Astronomers used NASA’s Chandra X-ray Observatory and the European Very Large Telescope (VLT) in Chile observed, for the first time in the astronomy’s history, a special type of an isolated neutron star (E0102) situated outside the Milky Way, in the Small Magellanic Cloud, at approximately 200,000 light years away from Earth, as reported on

A neutron star is an amazingly dense space object that is formed when a massive star is collapsing within itself and incurs a supernova explosion. However, this newly discovered neutron star is unique as it presents a lower magnetic field than usual and, besides, has no companion star.

The recent observation of this special neutron star, dubbed as E0102, will assist astrophysicists in uncovering more details about this surprising space object which has been initially discovered in the ’80s.

E0102 is an isolated neutron star

E0102 was an oxygen-reach supernova but the residues left behind by the massive explosion of this supernova are of a great importance for the scientists who can comprehend in more details how massive supernovae, prior to exploding, are able to blast lightweight compounds into more massive ones.

Observed now by scientists, several thousand years after the explosion of the E0102 supernova, the oxygen-rich residues are the traces of the inside part of the dead star.

In accordance with the observations made with the NASA’s Chandra X-Ray telescope, the neutron star is encircled by a circle-shaped blast wave, followed by a wave of gases that is traveling slower.
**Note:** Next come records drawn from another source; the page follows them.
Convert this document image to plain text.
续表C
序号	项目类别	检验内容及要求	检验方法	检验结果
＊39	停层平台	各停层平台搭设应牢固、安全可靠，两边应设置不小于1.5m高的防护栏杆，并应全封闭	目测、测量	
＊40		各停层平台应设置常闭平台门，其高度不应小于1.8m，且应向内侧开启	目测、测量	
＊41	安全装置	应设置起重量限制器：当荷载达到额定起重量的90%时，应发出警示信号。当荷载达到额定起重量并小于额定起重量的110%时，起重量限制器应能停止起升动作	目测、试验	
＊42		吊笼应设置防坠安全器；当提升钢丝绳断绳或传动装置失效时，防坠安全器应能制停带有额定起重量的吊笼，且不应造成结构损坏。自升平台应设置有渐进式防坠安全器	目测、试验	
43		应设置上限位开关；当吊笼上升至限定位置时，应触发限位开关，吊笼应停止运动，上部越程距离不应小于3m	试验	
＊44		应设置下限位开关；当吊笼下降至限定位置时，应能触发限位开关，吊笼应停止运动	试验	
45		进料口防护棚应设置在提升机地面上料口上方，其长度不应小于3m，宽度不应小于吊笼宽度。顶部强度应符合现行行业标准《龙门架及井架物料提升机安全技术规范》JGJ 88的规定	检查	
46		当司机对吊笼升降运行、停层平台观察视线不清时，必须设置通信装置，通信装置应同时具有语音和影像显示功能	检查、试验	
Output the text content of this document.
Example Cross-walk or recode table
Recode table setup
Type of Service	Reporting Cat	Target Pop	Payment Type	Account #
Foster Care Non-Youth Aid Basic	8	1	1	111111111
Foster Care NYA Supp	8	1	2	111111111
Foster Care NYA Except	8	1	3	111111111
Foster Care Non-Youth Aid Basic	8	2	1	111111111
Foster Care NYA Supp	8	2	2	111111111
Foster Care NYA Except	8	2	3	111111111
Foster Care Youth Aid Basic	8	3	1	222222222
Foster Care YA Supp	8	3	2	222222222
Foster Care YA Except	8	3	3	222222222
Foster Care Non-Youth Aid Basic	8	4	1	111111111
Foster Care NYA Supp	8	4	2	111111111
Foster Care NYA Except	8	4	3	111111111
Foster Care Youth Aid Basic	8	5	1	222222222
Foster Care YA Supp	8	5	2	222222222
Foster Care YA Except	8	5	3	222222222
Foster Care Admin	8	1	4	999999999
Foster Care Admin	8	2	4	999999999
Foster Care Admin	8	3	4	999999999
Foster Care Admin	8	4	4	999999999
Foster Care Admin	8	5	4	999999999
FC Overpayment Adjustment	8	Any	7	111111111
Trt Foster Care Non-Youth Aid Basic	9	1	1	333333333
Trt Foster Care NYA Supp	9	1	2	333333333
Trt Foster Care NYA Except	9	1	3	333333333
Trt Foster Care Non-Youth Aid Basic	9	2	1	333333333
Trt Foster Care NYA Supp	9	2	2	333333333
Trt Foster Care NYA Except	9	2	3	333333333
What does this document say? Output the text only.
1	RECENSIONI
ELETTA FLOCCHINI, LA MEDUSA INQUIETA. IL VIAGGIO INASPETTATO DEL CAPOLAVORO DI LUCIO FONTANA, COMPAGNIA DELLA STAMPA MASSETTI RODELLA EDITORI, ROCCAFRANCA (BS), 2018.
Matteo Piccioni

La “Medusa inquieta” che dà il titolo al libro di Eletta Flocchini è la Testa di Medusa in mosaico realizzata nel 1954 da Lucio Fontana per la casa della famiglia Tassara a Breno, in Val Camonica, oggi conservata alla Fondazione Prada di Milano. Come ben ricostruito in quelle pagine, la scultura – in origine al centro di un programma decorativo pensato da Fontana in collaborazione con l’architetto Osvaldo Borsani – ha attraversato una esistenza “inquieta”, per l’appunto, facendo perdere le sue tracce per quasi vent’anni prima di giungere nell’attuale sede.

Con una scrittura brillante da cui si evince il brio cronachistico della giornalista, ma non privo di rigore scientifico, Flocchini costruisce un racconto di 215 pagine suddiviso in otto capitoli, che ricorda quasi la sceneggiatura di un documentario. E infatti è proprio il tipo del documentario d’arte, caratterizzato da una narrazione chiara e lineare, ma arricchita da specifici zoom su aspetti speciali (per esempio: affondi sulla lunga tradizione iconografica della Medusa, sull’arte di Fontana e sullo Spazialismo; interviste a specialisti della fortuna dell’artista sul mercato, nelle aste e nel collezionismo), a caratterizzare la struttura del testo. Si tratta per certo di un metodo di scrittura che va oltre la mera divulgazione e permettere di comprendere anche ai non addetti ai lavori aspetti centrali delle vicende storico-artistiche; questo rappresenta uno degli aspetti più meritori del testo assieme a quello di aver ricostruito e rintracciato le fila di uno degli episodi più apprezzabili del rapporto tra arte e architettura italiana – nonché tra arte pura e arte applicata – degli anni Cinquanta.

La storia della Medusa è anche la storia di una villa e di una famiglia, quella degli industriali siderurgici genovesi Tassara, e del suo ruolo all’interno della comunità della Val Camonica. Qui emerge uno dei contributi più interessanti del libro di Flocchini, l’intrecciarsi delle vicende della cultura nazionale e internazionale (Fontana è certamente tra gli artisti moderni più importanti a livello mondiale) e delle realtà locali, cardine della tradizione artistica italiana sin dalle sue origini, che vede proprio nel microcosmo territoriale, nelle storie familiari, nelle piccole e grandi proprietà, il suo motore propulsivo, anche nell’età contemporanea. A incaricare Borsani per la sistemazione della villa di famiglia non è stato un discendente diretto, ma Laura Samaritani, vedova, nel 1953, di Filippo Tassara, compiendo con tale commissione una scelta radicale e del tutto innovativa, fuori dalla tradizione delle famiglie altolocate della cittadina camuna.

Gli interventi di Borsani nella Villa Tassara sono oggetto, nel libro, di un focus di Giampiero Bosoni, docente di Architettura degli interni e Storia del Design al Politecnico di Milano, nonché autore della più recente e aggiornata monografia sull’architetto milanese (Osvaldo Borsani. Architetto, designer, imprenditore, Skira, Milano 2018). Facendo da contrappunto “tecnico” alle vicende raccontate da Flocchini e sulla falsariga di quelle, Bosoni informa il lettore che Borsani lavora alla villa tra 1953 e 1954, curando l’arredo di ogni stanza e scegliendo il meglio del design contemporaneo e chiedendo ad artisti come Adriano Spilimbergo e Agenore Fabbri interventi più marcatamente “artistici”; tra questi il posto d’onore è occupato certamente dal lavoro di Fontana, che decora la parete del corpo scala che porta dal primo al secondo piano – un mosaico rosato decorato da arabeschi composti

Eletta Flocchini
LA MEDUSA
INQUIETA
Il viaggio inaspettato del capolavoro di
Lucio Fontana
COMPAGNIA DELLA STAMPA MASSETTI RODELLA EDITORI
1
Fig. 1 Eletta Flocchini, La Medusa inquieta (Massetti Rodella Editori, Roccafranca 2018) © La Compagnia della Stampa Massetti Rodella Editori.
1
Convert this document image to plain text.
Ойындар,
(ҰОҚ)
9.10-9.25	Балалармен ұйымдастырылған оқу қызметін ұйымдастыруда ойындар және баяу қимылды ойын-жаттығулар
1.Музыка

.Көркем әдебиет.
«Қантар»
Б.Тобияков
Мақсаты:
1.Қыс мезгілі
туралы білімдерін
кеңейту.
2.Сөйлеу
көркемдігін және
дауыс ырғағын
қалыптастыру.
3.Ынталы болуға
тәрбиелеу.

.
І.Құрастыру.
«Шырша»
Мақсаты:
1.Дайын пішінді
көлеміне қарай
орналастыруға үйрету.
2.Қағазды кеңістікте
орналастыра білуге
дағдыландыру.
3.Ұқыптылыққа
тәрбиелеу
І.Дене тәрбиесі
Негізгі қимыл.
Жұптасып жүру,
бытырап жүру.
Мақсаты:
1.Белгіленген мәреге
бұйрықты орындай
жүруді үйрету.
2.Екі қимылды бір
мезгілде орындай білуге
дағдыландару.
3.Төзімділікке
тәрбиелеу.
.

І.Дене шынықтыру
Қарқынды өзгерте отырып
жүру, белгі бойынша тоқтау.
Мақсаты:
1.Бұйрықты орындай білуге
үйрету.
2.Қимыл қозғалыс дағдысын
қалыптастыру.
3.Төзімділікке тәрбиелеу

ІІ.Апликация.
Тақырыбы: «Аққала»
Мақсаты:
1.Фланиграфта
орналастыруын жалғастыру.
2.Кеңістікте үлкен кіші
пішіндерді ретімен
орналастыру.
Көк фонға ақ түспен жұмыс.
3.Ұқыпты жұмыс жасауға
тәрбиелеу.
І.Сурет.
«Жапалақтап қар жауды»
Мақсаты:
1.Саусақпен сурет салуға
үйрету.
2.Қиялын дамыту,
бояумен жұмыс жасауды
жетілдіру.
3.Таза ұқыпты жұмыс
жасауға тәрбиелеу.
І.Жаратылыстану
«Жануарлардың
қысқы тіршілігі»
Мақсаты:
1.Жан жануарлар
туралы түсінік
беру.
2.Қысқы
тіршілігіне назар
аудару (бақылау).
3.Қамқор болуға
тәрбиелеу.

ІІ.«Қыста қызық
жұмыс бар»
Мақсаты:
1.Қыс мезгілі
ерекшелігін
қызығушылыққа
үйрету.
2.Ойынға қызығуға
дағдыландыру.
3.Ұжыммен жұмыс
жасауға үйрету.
In the middle of the image, there is a blue point that is, in fact, according to Chandra and MUSE readings, the neutron star, per se, which has formed about 2,000 years ago and is isolated by the wave of gas (depicted in red) and encircled, as mentioned, by the blueish blast wave.

Apparently, the isolated neutron star was either dislocated from its central position by the supernova explosion or it moves slowly. However, scientists hope that future observation will help them find more conclusive data about this puzzling far-distant space object.